Paul-Marie de la Gorce adds another important passage:

"La fin sans rude secousse du Gold exchange standard, la restauration de l’étalon-or, les mesures de complément et de transition qui pourraient être indispensables, notamment en ce qui concerne l’organisation du crédit international à partir de cette base nouvelle, devront être concertées posément entre les Etats, notamment ceux auxquels leur capacité économique et financière attribue une responsabilité particulière" (21)

These texts are remarkable for a number of reasons. First, the Gold Exchange Standard system was already extinct in de Gaulle's mind, because the conditions that had created it did no longer apply. Second, the use of the dollar as the key international currency was dismissed a mere "custom." In other words, it was not based on any substantial feature of the US currency. Third, the system amounted to a unilateral facility for the main benefit of the United States. Fourth, the management of a new system would have to be shared between the key countries.

To understand the shock created by these words on the other side of the Atlantic, we must look at statements from US presidents. President John F. Kennedy, who was assassinated almost a year and a half before de Gaulle's press conference, had attempted to present the dollar as a common good for the West as a whole. In a news conference held in July 1962, he stated that the dollar was "… the reserve currency of the whole free world” (22). In “Remarks to the Board of Governors of the World Bank and the IMF", in September 1962, Kennedy argued that the dollar was "… not only our national currency", but "an international currency." "If the dollar did not exist" –he proudly concluded- "it would have to be invented" (23). In a press conference on July 17, 1963, Kennedy emphasized the fact that "Quite obviously, the dollar is the international currency and has served us well, and served the West as well" (emphasis added) (24).

Thus, Kennedy would have been utterly dismayed by the Gaulle's statement about the dollar as a "unilateral" credit facility. A glance at the papers of President Lyndon B. Johnson shows that the situation in Washington was approaching the panic level in early 1965. On February 10, only five days after de Gaulle's press conference, Johnson sent a special message to Congress on the "International Balance of Payments." The message contained all the usual reassuring statements about the dollar, but with an interesting addition: "…we cannot –and do not- assume that the world's willingness to hold dollars is unlimited" (emphasis in original) (25).

A week later, Johnson was due for a speech at the National Industrial Conference Board. As he arrived late, he apologized by saying that he had just met former President Eisenhower, with whom he had discussed the balance-of-payments question. We can only guess, but de Gaulle must certainly have been on their minds. (26)

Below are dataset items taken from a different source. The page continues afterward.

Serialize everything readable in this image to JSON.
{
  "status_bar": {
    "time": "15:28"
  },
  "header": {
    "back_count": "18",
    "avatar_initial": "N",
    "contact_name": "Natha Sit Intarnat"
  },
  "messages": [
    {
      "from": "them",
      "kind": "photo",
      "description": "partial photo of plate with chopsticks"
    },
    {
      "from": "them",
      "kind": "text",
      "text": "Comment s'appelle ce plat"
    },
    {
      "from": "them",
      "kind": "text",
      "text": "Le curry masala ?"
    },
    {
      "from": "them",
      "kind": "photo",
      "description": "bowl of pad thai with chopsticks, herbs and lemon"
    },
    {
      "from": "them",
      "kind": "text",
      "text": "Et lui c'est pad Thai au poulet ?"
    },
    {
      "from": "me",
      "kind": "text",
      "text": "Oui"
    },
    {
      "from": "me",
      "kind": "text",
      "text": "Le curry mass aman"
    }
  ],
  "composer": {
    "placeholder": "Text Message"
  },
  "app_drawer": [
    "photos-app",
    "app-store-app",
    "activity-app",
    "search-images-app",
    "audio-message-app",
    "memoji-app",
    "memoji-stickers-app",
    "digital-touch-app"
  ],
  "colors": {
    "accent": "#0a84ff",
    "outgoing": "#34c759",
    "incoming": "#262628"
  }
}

Following de Gaulle's press conference, tensions between the United States and France ran high for a while. The owner of the Boston building that housed the French consulate publicly demanded to be paid in gold. American consumer magazines were full of stories showing how the purchase of a French dress amounted to "a threat to the dollar." And many saw it as a patriotic duty to avoid France as a holiday destination (27).